Y el Sevilla parece vivir rodeado de ruiseñores en los últimos años, en los últimos 10 años. Una visión daliniana de la década prodigiosa del equipo nervionense bien podría plasmarse en un cuadro de paisaje bucólico superpuesto por coloridos pajaritos alrededor de referencias sevillistas, un canto a la felicidad, la alegría y la euforia. Pero, ¿es acaso este Sevilla, el de los últimos 10 años, un Sevilla utópico, un Sevilla pasajero, un Sevilla onírico? ¿Es un Sevilla irreal, un Sevilla en un mundo ajeno? ¿O este Sevilla, el de las finales y los títulos, un Sevilla prosaico, real, un Sevilla de un cuadro de colores fuertes, rudos y resistentes? La realidad, en la que se ha instalado el Sevilla, la que ha cambiado en los últimos 10 años, no es pasajera, es palpable y vivible. Y la realidad del Sevilla ya no es onírica, la realidad del Sevilla es terrenal, maravillosamente terrenal, real. Bendita realidad.
Podría ir un ruiseñor cantando al lado de aquel sevillista que portaba su bandera hace 10 años, al lado de aquel sevillista de a pie, sufridor por entonces, que se dirigía un jueves de Feria al Ramón Sánchez Pizjuán con la ilusión de un niño que va a vivir una experiencia nueva, que va a descubrir una nueva vivencia.
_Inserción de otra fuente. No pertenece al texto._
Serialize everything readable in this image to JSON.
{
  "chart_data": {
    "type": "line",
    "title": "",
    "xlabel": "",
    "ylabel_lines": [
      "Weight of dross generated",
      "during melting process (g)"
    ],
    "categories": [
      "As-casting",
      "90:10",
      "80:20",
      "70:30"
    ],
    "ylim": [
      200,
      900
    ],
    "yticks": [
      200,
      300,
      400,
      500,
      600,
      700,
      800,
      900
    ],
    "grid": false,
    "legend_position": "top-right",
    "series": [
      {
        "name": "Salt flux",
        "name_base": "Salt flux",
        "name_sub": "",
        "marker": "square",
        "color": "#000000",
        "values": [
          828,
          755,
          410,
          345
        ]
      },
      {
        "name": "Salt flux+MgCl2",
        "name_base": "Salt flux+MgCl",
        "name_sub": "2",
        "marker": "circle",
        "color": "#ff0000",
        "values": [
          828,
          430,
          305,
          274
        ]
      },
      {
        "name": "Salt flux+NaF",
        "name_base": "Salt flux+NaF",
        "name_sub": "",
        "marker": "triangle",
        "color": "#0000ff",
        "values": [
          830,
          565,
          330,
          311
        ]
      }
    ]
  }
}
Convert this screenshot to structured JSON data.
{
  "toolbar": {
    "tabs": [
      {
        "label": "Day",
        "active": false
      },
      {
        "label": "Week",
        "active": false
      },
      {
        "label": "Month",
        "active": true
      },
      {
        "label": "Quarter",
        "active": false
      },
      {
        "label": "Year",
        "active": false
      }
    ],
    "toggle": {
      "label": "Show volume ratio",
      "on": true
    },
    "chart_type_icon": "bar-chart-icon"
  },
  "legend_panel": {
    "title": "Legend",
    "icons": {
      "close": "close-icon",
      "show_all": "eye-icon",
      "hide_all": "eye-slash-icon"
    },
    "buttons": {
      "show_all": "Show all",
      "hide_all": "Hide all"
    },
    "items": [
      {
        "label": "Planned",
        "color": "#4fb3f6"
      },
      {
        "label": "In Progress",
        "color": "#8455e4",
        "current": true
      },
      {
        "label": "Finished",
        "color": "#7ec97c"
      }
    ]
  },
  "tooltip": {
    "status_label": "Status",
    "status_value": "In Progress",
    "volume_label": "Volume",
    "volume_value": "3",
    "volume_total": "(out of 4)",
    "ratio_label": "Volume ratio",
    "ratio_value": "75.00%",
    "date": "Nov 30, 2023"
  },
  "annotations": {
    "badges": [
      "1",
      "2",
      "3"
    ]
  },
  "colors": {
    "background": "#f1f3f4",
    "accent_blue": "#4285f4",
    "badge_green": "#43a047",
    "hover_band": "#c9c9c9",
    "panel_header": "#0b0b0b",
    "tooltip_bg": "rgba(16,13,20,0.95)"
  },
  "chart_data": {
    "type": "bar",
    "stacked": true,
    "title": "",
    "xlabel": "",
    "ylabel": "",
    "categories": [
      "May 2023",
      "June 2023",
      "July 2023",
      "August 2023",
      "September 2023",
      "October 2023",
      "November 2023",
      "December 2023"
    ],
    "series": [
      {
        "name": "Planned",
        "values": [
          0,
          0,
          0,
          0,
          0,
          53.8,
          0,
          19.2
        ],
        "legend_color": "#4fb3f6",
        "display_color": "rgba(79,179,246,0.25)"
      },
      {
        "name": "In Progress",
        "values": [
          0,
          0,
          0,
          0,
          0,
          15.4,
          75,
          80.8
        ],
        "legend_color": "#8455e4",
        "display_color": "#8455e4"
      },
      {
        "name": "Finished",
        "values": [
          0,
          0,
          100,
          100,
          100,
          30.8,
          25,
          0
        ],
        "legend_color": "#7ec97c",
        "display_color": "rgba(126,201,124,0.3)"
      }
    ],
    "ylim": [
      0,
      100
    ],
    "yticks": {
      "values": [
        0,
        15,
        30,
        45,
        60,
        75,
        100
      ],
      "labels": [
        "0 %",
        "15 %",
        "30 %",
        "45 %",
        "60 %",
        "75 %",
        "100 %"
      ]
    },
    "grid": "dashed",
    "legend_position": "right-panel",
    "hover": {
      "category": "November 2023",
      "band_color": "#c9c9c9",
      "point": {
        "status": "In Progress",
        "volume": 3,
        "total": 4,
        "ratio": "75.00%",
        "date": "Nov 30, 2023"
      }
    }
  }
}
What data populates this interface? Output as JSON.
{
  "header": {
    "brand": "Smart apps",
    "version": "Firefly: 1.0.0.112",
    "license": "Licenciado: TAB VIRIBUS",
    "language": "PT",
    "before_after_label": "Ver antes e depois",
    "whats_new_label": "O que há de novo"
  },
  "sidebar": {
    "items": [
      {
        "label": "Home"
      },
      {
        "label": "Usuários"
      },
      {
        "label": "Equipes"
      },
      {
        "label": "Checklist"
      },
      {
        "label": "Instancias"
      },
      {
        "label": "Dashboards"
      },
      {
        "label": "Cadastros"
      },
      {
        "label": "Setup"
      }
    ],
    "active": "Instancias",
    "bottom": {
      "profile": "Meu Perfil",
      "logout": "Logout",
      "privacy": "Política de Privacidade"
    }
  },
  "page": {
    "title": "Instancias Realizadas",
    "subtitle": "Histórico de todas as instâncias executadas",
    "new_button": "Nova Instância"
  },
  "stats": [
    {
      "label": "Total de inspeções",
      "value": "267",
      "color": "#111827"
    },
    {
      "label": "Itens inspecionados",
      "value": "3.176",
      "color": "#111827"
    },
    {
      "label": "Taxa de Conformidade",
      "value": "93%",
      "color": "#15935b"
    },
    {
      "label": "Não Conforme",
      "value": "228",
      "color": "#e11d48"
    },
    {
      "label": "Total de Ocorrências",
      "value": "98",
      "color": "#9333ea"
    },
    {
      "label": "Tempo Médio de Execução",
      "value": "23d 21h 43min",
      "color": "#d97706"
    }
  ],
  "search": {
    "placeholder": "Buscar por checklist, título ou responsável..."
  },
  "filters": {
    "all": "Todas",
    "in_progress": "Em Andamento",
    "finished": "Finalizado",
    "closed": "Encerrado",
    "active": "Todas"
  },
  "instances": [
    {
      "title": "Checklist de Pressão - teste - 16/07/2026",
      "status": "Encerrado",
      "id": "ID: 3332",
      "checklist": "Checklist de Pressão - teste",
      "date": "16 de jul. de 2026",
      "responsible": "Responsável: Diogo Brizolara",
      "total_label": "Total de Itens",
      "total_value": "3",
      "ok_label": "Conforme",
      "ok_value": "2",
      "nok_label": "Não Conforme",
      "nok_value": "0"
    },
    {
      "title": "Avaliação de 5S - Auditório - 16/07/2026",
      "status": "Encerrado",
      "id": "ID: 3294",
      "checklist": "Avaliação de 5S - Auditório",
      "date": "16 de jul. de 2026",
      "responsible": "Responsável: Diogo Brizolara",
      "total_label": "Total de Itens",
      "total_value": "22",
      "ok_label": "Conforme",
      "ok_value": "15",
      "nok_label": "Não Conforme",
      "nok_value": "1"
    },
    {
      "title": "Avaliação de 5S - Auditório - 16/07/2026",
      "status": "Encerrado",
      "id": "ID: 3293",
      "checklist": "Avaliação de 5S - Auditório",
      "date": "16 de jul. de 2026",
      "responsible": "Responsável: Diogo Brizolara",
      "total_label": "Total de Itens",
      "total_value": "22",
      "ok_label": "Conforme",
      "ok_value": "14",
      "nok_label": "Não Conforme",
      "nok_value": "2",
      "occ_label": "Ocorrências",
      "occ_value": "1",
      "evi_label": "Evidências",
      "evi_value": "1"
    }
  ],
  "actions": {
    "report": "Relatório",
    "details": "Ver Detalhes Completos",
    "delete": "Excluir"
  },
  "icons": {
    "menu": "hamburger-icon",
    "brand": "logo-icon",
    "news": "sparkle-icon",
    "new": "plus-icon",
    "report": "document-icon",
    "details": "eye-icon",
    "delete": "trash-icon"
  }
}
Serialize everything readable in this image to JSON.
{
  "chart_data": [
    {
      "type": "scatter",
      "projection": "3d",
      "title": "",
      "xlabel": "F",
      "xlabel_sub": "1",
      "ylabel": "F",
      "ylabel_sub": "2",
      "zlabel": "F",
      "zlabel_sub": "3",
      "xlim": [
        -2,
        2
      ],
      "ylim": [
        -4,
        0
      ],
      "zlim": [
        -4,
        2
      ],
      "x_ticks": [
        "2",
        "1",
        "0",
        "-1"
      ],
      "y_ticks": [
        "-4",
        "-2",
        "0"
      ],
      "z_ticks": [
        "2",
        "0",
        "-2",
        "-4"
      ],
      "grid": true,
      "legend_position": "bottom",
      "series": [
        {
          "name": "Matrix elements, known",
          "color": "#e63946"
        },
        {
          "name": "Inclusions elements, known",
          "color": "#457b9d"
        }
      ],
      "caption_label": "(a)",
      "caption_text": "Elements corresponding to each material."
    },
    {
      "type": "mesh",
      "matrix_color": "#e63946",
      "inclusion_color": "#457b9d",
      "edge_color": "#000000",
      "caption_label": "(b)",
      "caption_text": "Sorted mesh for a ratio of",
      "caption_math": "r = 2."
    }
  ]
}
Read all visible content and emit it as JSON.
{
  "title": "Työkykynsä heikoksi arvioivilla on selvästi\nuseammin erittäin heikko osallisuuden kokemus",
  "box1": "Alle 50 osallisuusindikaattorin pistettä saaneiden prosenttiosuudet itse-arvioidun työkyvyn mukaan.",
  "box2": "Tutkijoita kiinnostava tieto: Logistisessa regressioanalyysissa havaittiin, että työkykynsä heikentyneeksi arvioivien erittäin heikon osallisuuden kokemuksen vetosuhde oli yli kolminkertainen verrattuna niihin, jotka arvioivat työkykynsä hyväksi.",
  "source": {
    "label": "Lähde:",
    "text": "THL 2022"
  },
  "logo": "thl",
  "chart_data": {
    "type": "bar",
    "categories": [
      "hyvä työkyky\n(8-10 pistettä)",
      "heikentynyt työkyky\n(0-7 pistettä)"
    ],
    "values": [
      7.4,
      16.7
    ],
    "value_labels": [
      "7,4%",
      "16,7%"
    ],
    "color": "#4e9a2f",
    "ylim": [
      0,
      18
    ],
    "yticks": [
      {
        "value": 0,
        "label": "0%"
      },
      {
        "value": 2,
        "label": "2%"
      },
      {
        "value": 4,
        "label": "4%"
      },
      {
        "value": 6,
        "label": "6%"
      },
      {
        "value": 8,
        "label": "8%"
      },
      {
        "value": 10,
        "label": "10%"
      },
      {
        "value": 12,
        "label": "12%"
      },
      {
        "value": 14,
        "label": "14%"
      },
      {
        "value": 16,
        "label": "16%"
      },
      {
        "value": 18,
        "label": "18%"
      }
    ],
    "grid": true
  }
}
El sevillista, entonces, vivía aquel momento como único, como irrepetible, como un punto y aparte en su vida de hincha. Sufridor, por aquel entonces.
Pero ese sevillista ya ha desaparecido. Como desaparecido está aquel Sevilla anterior a aquel gol de Antonio Puerta. Quizás por aquella reminiscencias, quizás por aquel ignominioso final de siglo, quizás por aquellas secuelas históricas, el sevillista se ha resistido a mutar, siempre alberga detrás de la oreja ese ruiseñor que representa el sueño en el que cree estar instalado, ese nuevo paisaje colorido que nunca conoció y que un día vio. Pero de tanta alergia a la plata, de tantos hábitats diferentes, esa ruiseñor se ha alejado, ha caído y ni levanta el vuelo. Ni se acerca al sevillista. Ya no hay cabida para sueños.
¿Se pregunta un aficionado del Liverpool cuándo volverá a una final? ¿Se pregunta un aficionado de la Juventus cuándo volverá a pelear por títulos? ¿Se pregunta un aficionado del Real Madrid o del Barcelona cuándo volverán a soplar vientos de triunfo? ¿Se pregunta un aficionado del Bayern si volverá a asistir a una final? ¿Se pregunta, en definitiva, el ganador si volverá a ganar? Pues no. El Sevilla ya no ha de preguntarse si puede ser lo que es. El Sevilla lo es ya. Es un ganador, un triunfador, y ni debe ni quiere ni puede asumir un paso atrás.
Ese es el gran triunfo, el gran éxito del Sevilla, haber aniquilado la utopía, haber matado ese ruiseñor que representaba un sueño, cuando el Sevilla ya no vive de sueños, ya vive de realidades. Este equipo, esta afición vive su día a día de otra forma. El sueño no es exigente, el sueño es pasajero, se disfruta mientras se puede y tiene fecha de caducidad. Lo que vive el Sevilla es una realidad, una bendita realidad en la que si muere un ruiseñor, si muere un sueño no hay más que alegrarse, porque sería volver al mundo real, al día a día. Y ese día a día es maravilloso para este equipo, para estos aficionados, que ya no distinguen entre ruiseñores o gorriones. Lo que sí diferencian bien es el éxito del fracaso. El Sevilla se acompaña del primero y asesina al segundo, como al ruiseñor.